The key would be simplicity. Rebates should be voluntary and non-punitive: not a moral cudgel, but a financial nudge. They would return a small portion of one’s own money as recognition for helping keep collective costs down. Some people would cheat; some would benefit without trying. So be it. Most public policies suffer the same imperfections, and the savings—both fiscal and social—could easily outweigh them.
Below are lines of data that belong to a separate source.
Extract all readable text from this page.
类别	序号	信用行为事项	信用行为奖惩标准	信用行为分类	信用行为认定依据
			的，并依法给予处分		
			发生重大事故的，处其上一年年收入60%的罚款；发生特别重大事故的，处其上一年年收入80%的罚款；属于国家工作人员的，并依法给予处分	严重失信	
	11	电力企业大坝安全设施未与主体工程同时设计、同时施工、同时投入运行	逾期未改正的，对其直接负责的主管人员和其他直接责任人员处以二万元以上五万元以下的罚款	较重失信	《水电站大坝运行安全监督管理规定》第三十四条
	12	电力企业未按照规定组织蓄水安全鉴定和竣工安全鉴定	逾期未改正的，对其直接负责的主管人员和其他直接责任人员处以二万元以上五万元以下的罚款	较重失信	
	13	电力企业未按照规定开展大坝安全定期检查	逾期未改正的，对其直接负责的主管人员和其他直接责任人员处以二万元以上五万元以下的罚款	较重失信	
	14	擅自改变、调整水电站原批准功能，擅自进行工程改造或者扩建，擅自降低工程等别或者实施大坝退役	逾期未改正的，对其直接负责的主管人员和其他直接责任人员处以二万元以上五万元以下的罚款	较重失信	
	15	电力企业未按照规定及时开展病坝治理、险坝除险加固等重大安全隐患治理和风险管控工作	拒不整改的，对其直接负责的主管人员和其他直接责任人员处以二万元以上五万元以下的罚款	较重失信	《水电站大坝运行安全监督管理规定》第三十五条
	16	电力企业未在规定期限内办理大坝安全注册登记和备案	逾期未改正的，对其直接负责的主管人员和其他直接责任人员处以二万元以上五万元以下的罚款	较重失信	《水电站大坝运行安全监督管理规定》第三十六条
Changing minds, not just waistlines
If the NHS cut even a fifth of its preventable spending, the gains would be enormous. But the larger prize lies in perception. Framing the system as a partnership between taxpayer and state would remind citizens that health is both a personal duty and a shared good. The idea of an NHS rebate could rekindle a sense of individual responsibility without dismantling universality.
Critics will cry “privatisation by stealth”. It is nothing of the sort. The rebate would not charge for care or restrict access; it would simply acknowledge those who lighten the load. Others will call it fiddly. Perhaps—but less so than rationing, waiting lists or endless emergency budgets.
The NHS’s problems will not be solved by ever-larger cheques. They require a shift in how Britons think about their health and their state. A small, symbolic tax rebate could help deliver that shift. It would remind the public that the NHS is sustained not by benevolence, but by their own pockets.
The service was founded on collective responsibility. Seventy-seven years later, it could use a gentle reminder that collective responsibility begins with individuals. A rebate for good health would not just save money—it would remind Britons what “free” really costs.